Radny Stanisław Hemmerling swoje oburzenie dla tej akcji wyraził podczas grudniowej sesji powiatu ostrzeszowskiego. Wówczas o wyjaśnienie sytuacji poprosił w pisemnej interpelacji. Odpowiedź starosty najwyraźniej go nie usatysfakcjonowała, bo do tematu wrócił raz jeszcze podczas ostatnich obrad.
Dlaczego szkoła pragnie promować wśród młodzieży antywartości podważające prawa naturalne i godność rodziny mężczyzny i kobiety? Czy te niegodne praktyki odbywały się w szkole za zgodą kuratora oświaty?

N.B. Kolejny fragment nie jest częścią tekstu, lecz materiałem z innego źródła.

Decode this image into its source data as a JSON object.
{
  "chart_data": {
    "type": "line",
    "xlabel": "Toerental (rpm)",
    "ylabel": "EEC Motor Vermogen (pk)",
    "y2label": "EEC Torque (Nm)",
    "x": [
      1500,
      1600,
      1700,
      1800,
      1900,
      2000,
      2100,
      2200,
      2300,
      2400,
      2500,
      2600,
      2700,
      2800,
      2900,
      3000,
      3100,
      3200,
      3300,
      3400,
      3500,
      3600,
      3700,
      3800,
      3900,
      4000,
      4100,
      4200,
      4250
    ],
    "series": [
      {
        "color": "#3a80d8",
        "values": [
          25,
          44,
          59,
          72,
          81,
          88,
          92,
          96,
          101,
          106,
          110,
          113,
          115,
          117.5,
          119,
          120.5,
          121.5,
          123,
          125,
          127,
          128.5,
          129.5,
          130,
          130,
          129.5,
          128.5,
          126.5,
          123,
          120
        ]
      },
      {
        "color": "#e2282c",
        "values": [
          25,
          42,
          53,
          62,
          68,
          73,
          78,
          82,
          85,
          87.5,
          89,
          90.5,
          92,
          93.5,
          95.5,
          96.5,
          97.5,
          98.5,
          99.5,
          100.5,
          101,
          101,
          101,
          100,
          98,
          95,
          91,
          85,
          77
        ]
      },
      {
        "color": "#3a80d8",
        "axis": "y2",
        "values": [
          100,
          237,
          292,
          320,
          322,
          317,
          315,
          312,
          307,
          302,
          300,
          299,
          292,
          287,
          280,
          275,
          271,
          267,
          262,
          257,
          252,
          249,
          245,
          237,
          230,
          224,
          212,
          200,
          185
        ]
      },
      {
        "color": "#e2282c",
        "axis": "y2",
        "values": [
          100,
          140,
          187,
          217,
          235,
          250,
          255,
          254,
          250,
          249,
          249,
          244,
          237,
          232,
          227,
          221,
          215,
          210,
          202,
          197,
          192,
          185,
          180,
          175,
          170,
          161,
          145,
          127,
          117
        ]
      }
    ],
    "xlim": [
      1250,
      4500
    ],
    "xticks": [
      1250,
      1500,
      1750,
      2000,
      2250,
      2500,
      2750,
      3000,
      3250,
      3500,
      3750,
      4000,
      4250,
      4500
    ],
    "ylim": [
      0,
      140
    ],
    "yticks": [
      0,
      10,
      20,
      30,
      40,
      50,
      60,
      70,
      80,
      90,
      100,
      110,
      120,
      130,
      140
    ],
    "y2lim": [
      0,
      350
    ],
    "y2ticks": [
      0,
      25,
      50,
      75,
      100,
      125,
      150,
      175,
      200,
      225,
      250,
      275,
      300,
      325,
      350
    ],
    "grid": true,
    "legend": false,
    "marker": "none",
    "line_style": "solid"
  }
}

Czyżby nikt z grona nauczycieli w szkole z pedagogiem nie zauważył zgubnych skutków wśród młodzieży promowania deprawacji sumienia?
- mówi radny Hemmerling. "Tęczowy piątek" uzgodniony był z radą rodziców i dyrekcją. Poza tym były to tylko lekcje o tolerancji, a nie promowanie LGBT, czy przekonywanie uczniów do uznawania tej ideologii, odpowiedział nauczyciel z Zespołu Szkół numer 2 w Ostrzeszowie Dariusz Świtoń.
- Nie było w ogóle promowania wartości środowisk LGBT. Chodziło bardziej o równość, tolerancje. To były tylko i wyłącznie rozmowy wychowawców z uczniami w klasach na godzinach wychowawczych.
Temat wzięła również pod lupę powiatowa komisja oświaty. Nie doszukała się żadnych nieprawidłowości.